A.既存ポートフォリオは、マルチビバレッジ戦略の推進ができるものとして満足している。近年のポートフォリオに組み込んだ『Allpress』や『StrangeLove』などによって、当社は広範囲な消費者にリーチすることが可能になっている。加えて、『Hard Rated』などイノベーション商品の展開にも成功しており、ブランドの既存、新規を問わずに、更なるポートフォリオの充実化を図っていく。
A.『Great Northern』は既に大きなシェアを占めているが、特に量販店など家庭用の需要を中心に、拡大の余地はあると考えている。アルコール度数3.5%というカテゴリーへの需要は根強く、イノベーションなど積極的な施策を通して中長期的にプレミアム化を図ることができる。
また、プレミアムカテゴリーはインフレの中においても、多様なパッケージ展開などを含めて価値訴求をすることで、成長余地があると考えている。当社はプレミアムは、メインストリームと比較して30%程度の価格が高い商品群と定義しており、『Balter』や『Mountain Goat』、『4 Pines』といった高価格帯のクラフトビールへの投資を通じ、業務用への展開も含めて強化することが重要だと考えている。インターナショナルビールである『Asahi Super Dry』と『Peroni Nastro Azzurro』も継続的に売上は拡大しており、今後も成長が期待できる。
A.当社最大のブランドである『Great Northern』は、ジンジャービールやノンアルコールビールなどエクステンション商品の展開もしており、コアブランドとしての投資を継続している。全体ポートフォリオを鑑みると1つのブランドへの依存は避けるべきだが、『Great Northern』はCAGRベースでも成長しており、各チャネルにマーケティング投資を強化することで、間口の拡大を見込んでいる。消費トレンドの変化に合わせて発売したジンジャービールは、足元では好意的な反響を頂いており本格的な成長軌道に乗せていきたい。全体的なポートフォリオ戦略として、他にも『Carlton Draught』や『Victoria Bitter』になどの主力ブランドも活用し、消費者との接点を更に拡大していく。
A.我々は継続的なコスト効率化を図っており、その過程においてベストプラクティスをグローバルに共有している。
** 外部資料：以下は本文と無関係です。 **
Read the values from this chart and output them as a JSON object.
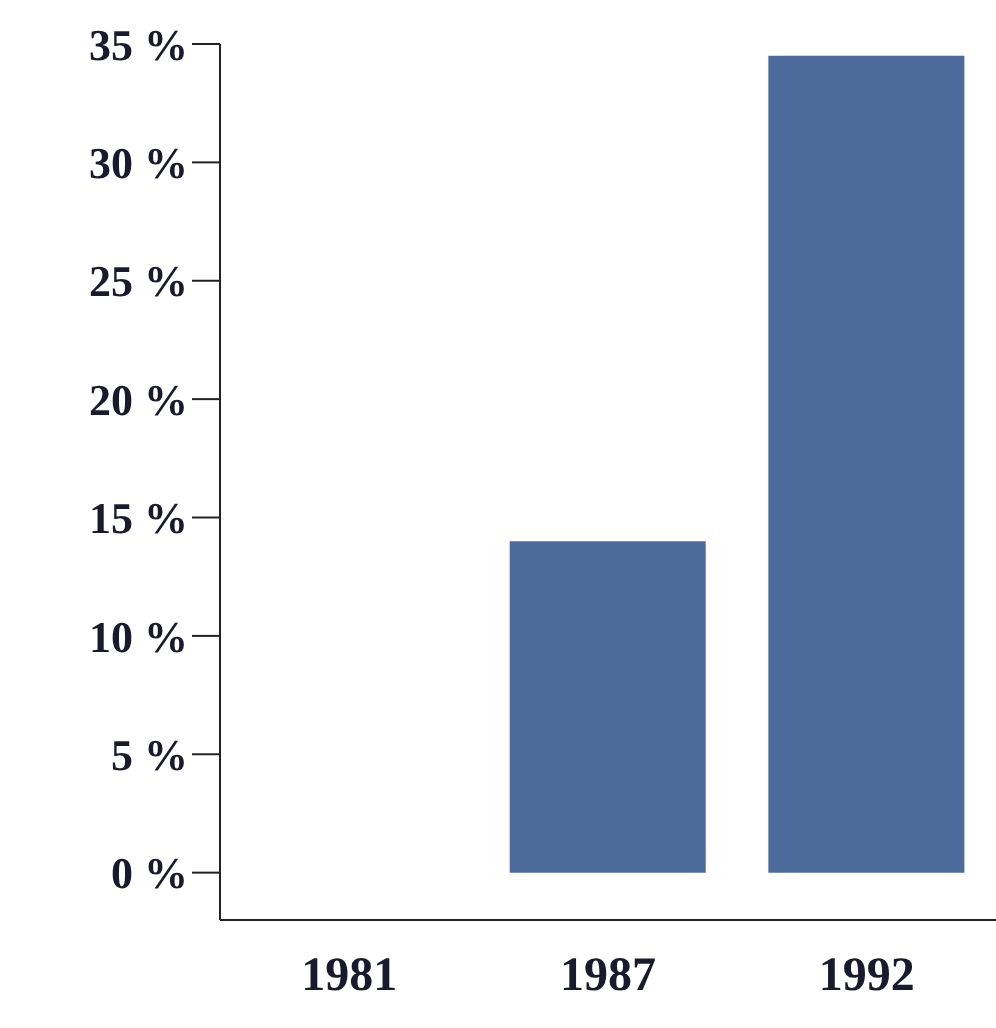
{
  "chart_data": {
    "type": "bar",
    "categories": [
      "1981",
      "1987",
      "1992"
    ],
    "values": [
      null,
      14,
      34.5
    ],
    "color": "#4d6a9c",
    "ylim": [
      -2,
      35
    ],
    "yticks": [
      {
        "value": 0,
        "label": "0 %"
      },
      {
        "value": 5,
        "label": "5 %"
      },
      {
        "value": 10,
        "label": "10 %"
      },
      {
        "value": 15,
        "label": "15 %"
      },
      {
        "value": 20,
        "label": "20 %"
      },
      {
        "value": 25,
        "label": "25 %"
      },
      {
        "value": 30,
        "label": "30 %"
      },
      {
        "value": 35,
        "label": "35 %"
      }
    ]
  }
}
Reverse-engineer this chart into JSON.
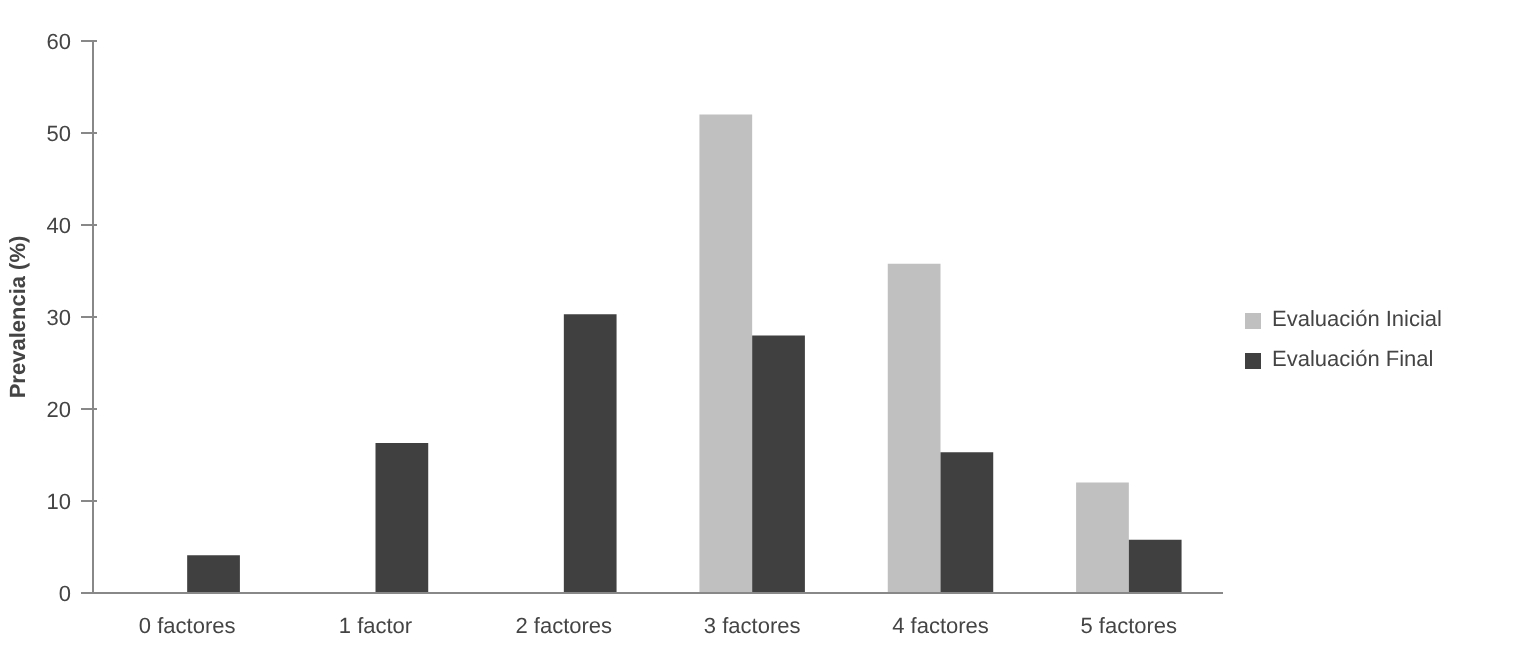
{
  "chart_data": {
    "type": "bar",
    "ylabel": "Prevalencia (%)",
    "categories": [
      "0 factores",
      "1 factor",
      "2 factores",
      "3 factores",
      "4 factores",
      "5 factores"
    ],
    "series": [
      {
        "name": "Evaluación Inicial",
        "color": "#c0c0c0",
        "values": [
          0,
          0,
          0,
          52,
          35.8,
          12
        ]
      },
      {
        "name": "Evaluación Final",
        "color": "#404040",
        "values": [
          4.1,
          16.3,
          30.3,
          28,
          15.3,
          5.8
        ]
      }
    ],
    "ylim": [
      0,
      60
    ],
    "yticks": [
      0,
      10,
      20,
      30,
      40,
      50,
      60
    ],
    "grid": false,
    "legend": "right"
  }
}
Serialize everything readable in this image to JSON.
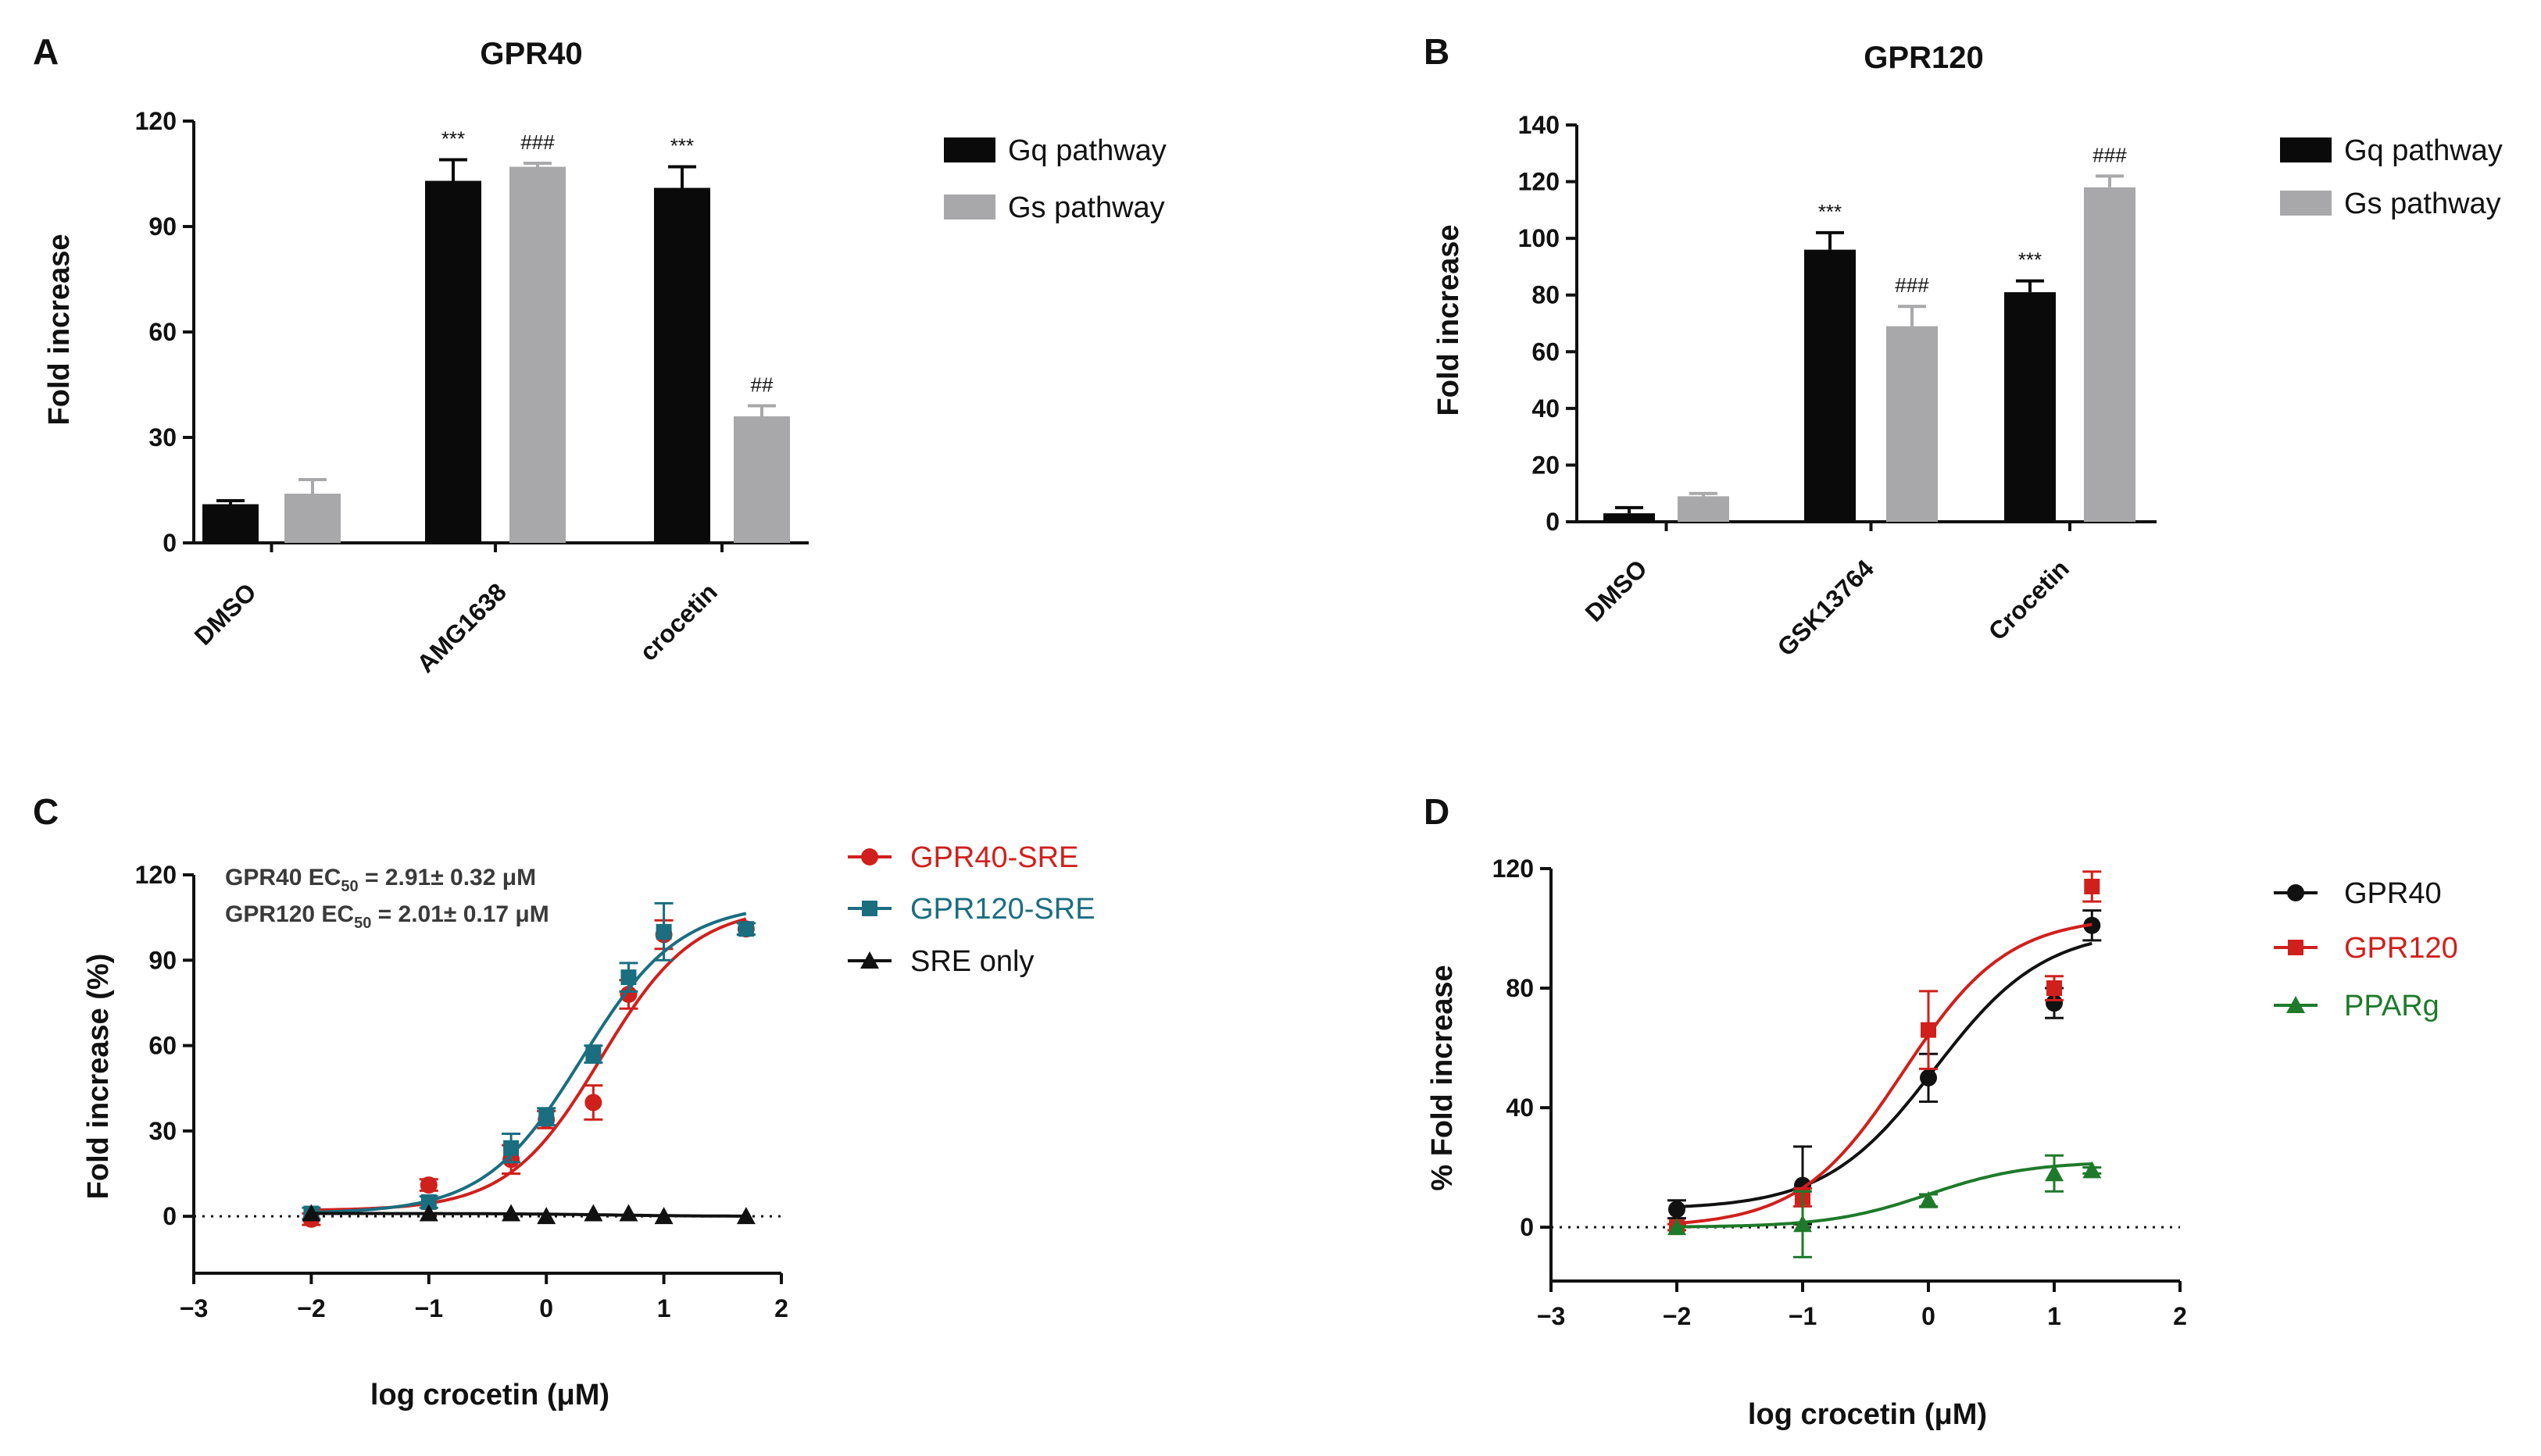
{
  "colors": {
    "gq": "#0a0a0a",
    "gs": "#a8a8aa",
    "gpr40_c": "#d0201c",
    "gpr120_c": "#1a6e80",
    "sre": "#111111",
    "gpr40_d": "#111111",
    "gpr120_d": "#d0201c",
    "pparg": "#1e7a2a"
  },
  "chart_data": [
    {
      "panel": "A",
      "type": "bar",
      "title": "GPR40",
      "ylabel": "Fold increase",
      "ylim": [
        0,
        120
      ],
      "yticks": [
        0,
        30,
        60,
        90,
        120
      ],
      "categories": [
        "DMSO",
        "AMG1638",
        "crocetin"
      ],
      "series": [
        {
          "name": "Gq pathway",
          "values": [
            11,
            103,
            101
          ],
          "errors": [
            1,
            6,
            6
          ],
          "annotations": [
            "",
            "***",
            "***"
          ]
        },
        {
          "name": "Gs pathway",
          "values": [
            14,
            107,
            36
          ],
          "errors": [
            4,
            1,
            3
          ],
          "annotations": [
            "",
            "###",
            "##"
          ]
        }
      ],
      "legend": "right"
    },
    {
      "panel": "B",
      "type": "bar",
      "title": "GPR120",
      "ylabel": "Fold increase",
      "ylim": [
        0,
        140
      ],
      "yticks": [
        0,
        20,
        40,
        60,
        80,
        100,
        120,
        140
      ],
      "categories": [
        "DMSO",
        "GSK13764",
        "Crocetin"
      ],
      "series": [
        {
          "name": "Gq pathway",
          "values": [
            3,
            96,
            81
          ],
          "errors": [
            2,
            6,
            4
          ],
          "annotations": [
            "",
            "***",
            "***"
          ]
        },
        {
          "name": "Gs pathway",
          "values": [
            9,
            69,
            118
          ],
          "errors": [
            1,
            7,
            4
          ],
          "annotations": [
            "",
            "###",
            "###"
          ]
        }
      ],
      "legend": "right"
    },
    {
      "panel": "C",
      "type": "scatter",
      "xlabel": "log crocetin (μM)",
      "ylabel": "Fold increase (%)",
      "xlim": [
        -3,
        2
      ],
      "xticks": [
        -3,
        -2,
        -1,
        0,
        1,
        2
      ],
      "ylim": [
        -20,
        120
      ],
      "yticks": [
        0,
        30,
        60,
        90,
        120
      ],
      "annotation_lines": [
        {
          "prefix": "GPR40 EC",
          "sub": "50",
          "suffix": " = 2.91± 0.32 μM"
        },
        {
          "prefix": "GPR120 EC",
          "sub": "50",
          "suffix": " = 2.01± 0.17 μM"
        }
      ],
      "series": [
        {
          "name": "GPR40-SRE",
          "marker": "circle",
          "x": [
            -2,
            -1,
            -0.3,
            0,
            0.4,
            0.7,
            1,
            1.7
          ],
          "y": [
            -1,
            11,
            20,
            34,
            40,
            78,
            99,
            101
          ],
          "err": [
            2,
            2,
            5,
            3,
            6,
            5,
            5,
            2
          ],
          "fit": {
            "bottom": 2,
            "top": 109,
            "logEC50": 0.464,
            "hill": 1.1
          }
        },
        {
          "name": "GPR120-SRE",
          "marker": "square",
          "x": [
            -2,
            -1,
            -0.3,
            0,
            0.4,
            0.7,
            1,
            1.7
          ],
          "y": [
            1,
            5,
            24,
            35,
            57,
            84,
            100,
            101
          ],
          "err": [
            2,
            2,
            5,
            3,
            3,
            5,
            10,
            2
          ],
          "fit": {
            "bottom": 1,
            "top": 110,
            "logEC50": 0.303,
            "hill": 1.05
          }
        },
        {
          "name": "SRE only",
          "marker": "triangle",
          "x": [
            -2,
            -1,
            -0.3,
            0,
            0.4,
            0.7,
            1,
            1.7
          ],
          "y": [
            1,
            1,
            1,
            0,
            1,
            1,
            0,
            0
          ],
          "err": [
            0,
            0,
            0,
            0,
            0,
            0,
            0,
            0
          ],
          "fit": {
            "bottom": 1,
            "top": 0,
            "logEC50": 0.5,
            "hill": 1
          }
        }
      ],
      "legend": "right"
    },
    {
      "panel": "D",
      "type": "scatter",
      "xlabel": "log crocetin (μM)",
      "ylabel": "% Fold increase",
      "xlim": [
        -3,
        2
      ],
      "xticks": [
        -3,
        -2,
        -1,
        0,
        1,
        2
      ],
      "ylim": [
        -18,
        120
      ],
      "yticks": [
        0,
        40,
        80,
        120
      ],
      "series": [
        {
          "name": "GPR40",
          "marker": "circle",
          "x": [
            -2,
            -1,
            0,
            1,
            1.3
          ],
          "y": [
            6,
            14,
            50,
            75,
            101
          ],
          "err": [
            3,
            13,
            8,
            5,
            5
          ],
          "fit": {
            "bottom": 6,
            "top": 100,
            "logEC50": 0.05,
            "hill": 1.0
          }
        },
        {
          "name": "GPR120",
          "marker": "square",
          "x": [
            -2,
            -1,
            0,
            1,
            1.3
          ],
          "y": [
            0,
            10,
            66,
            80,
            114
          ],
          "err": [
            1,
            3,
            13,
            4,
            5
          ],
          "fit": {
            "bottom": 0,
            "top": 104,
            "logEC50": -0.2,
            "hill": 1.05
          }
        },
        {
          "name": "PPARg",
          "marker": "triangle",
          "x": [
            -2,
            -1,
            0,
            1,
            1.3
          ],
          "y": [
            0,
            1,
            9,
            18,
            19
          ],
          "err": [
            0,
            11,
            2,
            6,
            1
          ],
          "fit": {
            "bottom": 0,
            "top": 22,
            "logEC50": 0.0,
            "hill": 1.1
          }
        }
      ],
      "legend": "right"
    }
  ]
}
例えば4月からグループ本社において新たな執行体制が発足したことを受け、グローバルエグゼクティブチームにおいてお互いのノウハウを共有している。オセアニア事業としては、シェアードサービスの事例をコスト効率化とサービスの質向上につながる取り組みとして紹介した。また、将来における追加的なコスト効率化のチャンスとしては、SCMの効率化とそれに伴う商品ポートフォリオの合理化が挙げられる。さらに、デジタル化への投資も行っており、買収もした中で多様化した働き方に対し標準化した仕様を設計することによる効率性の追求や、ITツールにより営業部隊へ様々な情報提供を行うことなどに取り組んでいる。